Voice mode lets you talk to Mona naturally. This guide covers setup, usage, and optimization.

Installation

cd ~/.monoclaw/monoclaw-runtime
uv pip install -e ".[voice]"

This installs:

faster-whisper — Local speech-to-text
sounddevice — Audio capture
numpy — Audio processing

CLI voice mode

Enable

/voice on

Record and send

Press Ctrl+B to start recording
Speak your message
Press Ctrl+B again to stop
Mona transcribes and responds

Switch TTS voice

/voice voice zh-HK-HiuMaanNeural

Telegram voice messages

No setup needed — just send a voice message to Mona. She will:

Download the voice note
Transcribe it locally
Reply (with text or voice if TTS is on)

Enable TTS replies

monoclaw config set telegram.tts.enabled true

Discord voice channels

Join a voice channel

/voice join

Speak naturally

Join the same voice channel as Mona
Speak normally — she listens and responds
She leaves when you use /voice leave

Push-to-talk alternative

If the channel is noisy, use text chat alongside voice:

@Mona [voice only] summarize what I just said

Choosing a TTS provider

Edge TTS (free, default)

Good for everyday use.
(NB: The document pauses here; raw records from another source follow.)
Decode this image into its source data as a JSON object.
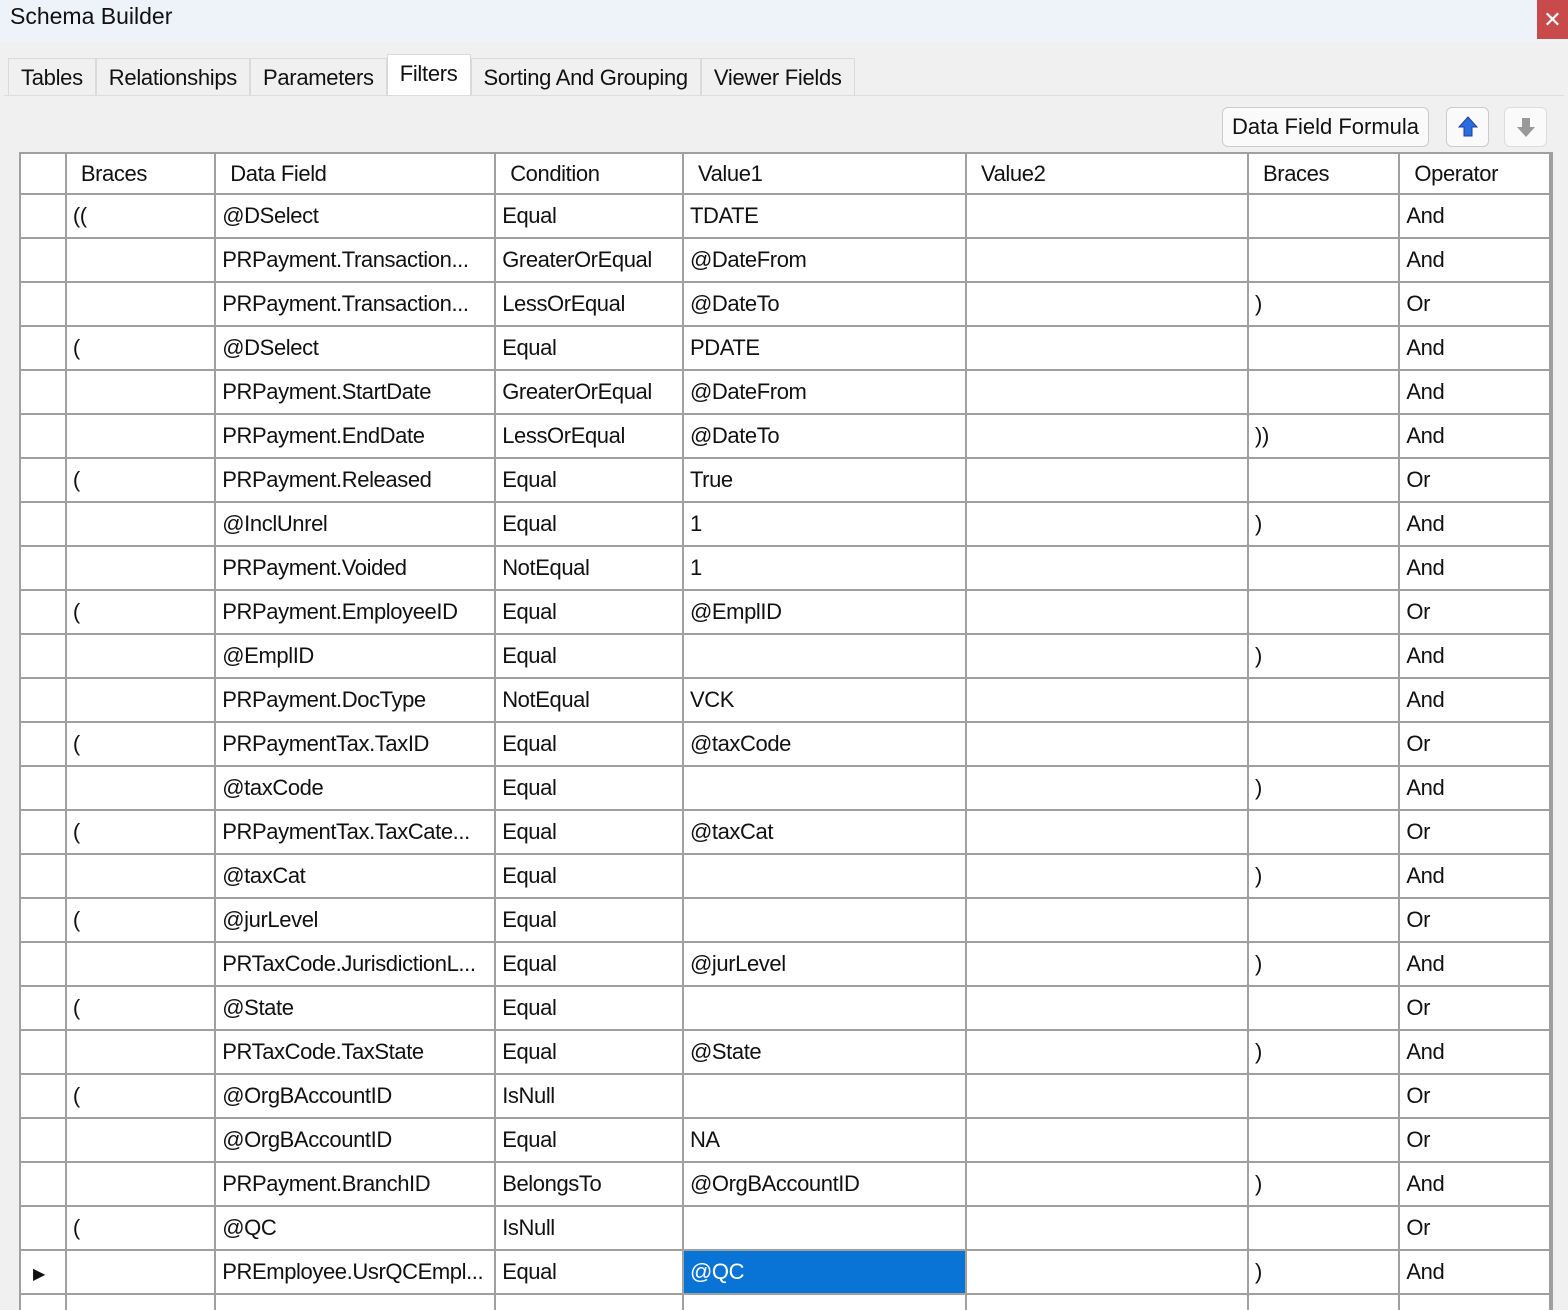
{
  "window": {
    "title": "Schema Builder",
    "close_icon": "close-icon"
  },
  "tabs": [
    "Tables",
    "Relationships",
    "Parameters",
    "Filters",
    "Sorting And Grouping",
    "Viewer Fields"
  ],
  "active_tab": "Filters",
  "toolbar": {
    "formula_label": "Data Field Formula",
    "up_icon": "arrow-up-icon",
    "down_icon": "arrow-down-icon",
    "up_color": "#2a6de0"
  },
  "grid": {
    "columns": [
      "",
      "Braces",
      "Data Field",
      "Condition",
      "Value1",
      "Value2",
      "Braces",
      "Operator"
    ],
    "selected_row": 24,
    "selected_color": "#0a74d6",
    "rows": [
      [
        "((",
        "@DSelect",
        "Equal",
        "TDATE",
        "",
        "",
        "And"
      ],
      [
        "",
        "PRPayment.Transaction...",
        "GreaterOrEqual",
        "@DateFrom",
        "",
        "",
        "And"
      ],
      [
        "",
        "PRPayment.Transaction...",
        "LessOrEqual",
        "@DateTo",
        "",
        ")",
        "Or"
      ],
      [
        "(",
        "@DSelect",
        "Equal",
        "PDATE",
        "",
        "",
        "And"
      ],
      [
        "",
        "PRPayment.StartDate",
        "GreaterOrEqual",
        "@DateFrom",
        "",
        "",
        "And"
      ],
      [
        "",
        "PRPayment.EndDate",
        "LessOrEqual",
        "@DateTo",
        "",
        "))",
        "And"
      ],
      [
        "(",
        "PRPayment.Released",
        "Equal",
        "True",
        "",
        "",
        "Or"
      ],
      [
        "",
        "@InclUnrel",
        "Equal",
        "1",
        "",
        ")",
        "And"
      ],
      [
        "",
        "PRPayment.Voided",
        "NotEqual",
        "1",
        "",
        "",
        "And"
      ],
      [
        "(",
        "PRPayment.EmployeeID",
        "Equal",
        "@EmplID",
        "",
        "",
        "Or"
      ],
      [
        "",
        "@EmplID",
        "Equal",
        "",
        "",
        ")",
        "And"
      ],
      [
        "",
        "PRPayment.DocType",
        "NotEqual",
        "VCK",
        "",
        "",
        "And"
      ],
      [
        "(",
        "PRPaymentTax.TaxID",
        "Equal",
        "@taxCode",
        "",
        "",
        "Or"
      ],
      [
        "",
        "@taxCode",
        "Equal",
        "",
        "",
        ")",
        "And"
      ],
      [
        "(",
        "PRPaymentTax.TaxCate...",
        "Equal",
        "@taxCat",
        "",
        "",
        "Or"
      ],
      [
        "",
        "@taxCat",
        "Equal",
        "",
        "",
        ")",
        "And"
      ],
      [
        "(",
        "@jurLevel",
        "Equal",
        "",
        "",
        "",
        "Or"
      ],
      [
        "",
        "PRTaxCode.JurisdictionL...",
        "Equal",
        "@jurLevel",
        "",
        ")",
        "And"
      ],
      [
        "(",
        "@State",
        "Equal",
        "",
        "",
        "",
        "Or"
      ],
      [
        "",
        "PRTaxCode.TaxState",
        "Equal",
        "@State",
        "",
        ")",
        "And"
      ],
      [
        "(",
        "@OrgBAccountID",
        "IsNull",
        "",
        "",
        "",
        "Or"
      ],
      [
        "",
        "@OrgBAccountID",
        "Equal",
        "NA",
        "",
        "",
        "Or"
      ],
      [
        "",
        "PRPayment.BranchID",
        "BelongsTo",
        "@OrgBAccountID",
        "",
        ")",
        "And"
      ],
      [
        "(",
        "@QC",
        "IsNull",
        "",
        "",
        "",
        "Or"
      ],
      [
        "",
        "PREmployee.UsrQCEmpl...",
        "Equal",
        "@QC",
        "",
        ")",
        "And"
      ]
    ]
  }
}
Configure:

monoclaw config set tts.provider edge-tts
monoclaw config set tts.edge-tts.voice "en-US-AriaNeural"

ElevenLabs (premium)

Best quality, supports voice cloning:

uv pip install -e ".[tts-premium]"
monoclaw config set tts.provider elevenlabs
monoclaw config set ELEVENLABS_API_KEY "your-key"

Optimizing transcription accuracy

Choose the right whisper model

Model	Accuracy	Speed	RAM
tiny	Basic	Fastest	~1GB
base	Good	Fast	~1GB
small	Very good	Medium	~2GB
medium	Excellent	Slow	~5GB
large	Best	Slowest	~10GB

monoclaw config set voice.stt.model "small"

Set language

Auto-detect works well but specifying improves accuracy:

monoclaw config set voice.stt.language "zh"    # Mandarin
monoclaw config set voice.stt.language "yue"   # Cantonese
monoclaw config set voice.stt.language "en"    # English

Best practices

Speak clearly — Whisper handles accents but clarity helps
Keep messages short — Under 30 seconds for best results
Use in quiet environments — Background noise reduces accuracy
Test different models — Balance accuracy vs speed for your hardware
Use headphones in Discord — Prevents echo and feedback

Troubleshooting

Problem	Fix
"Voice mode not available"	Install `[voice]` extra
"No audio input"	Check microphone permissions in OS settings
Poor transcription	Try a larger whisper model
High latency	Use `base` or `small` model; reduce TTS quality
Discord voice choppy	Check network connection; lower bitrate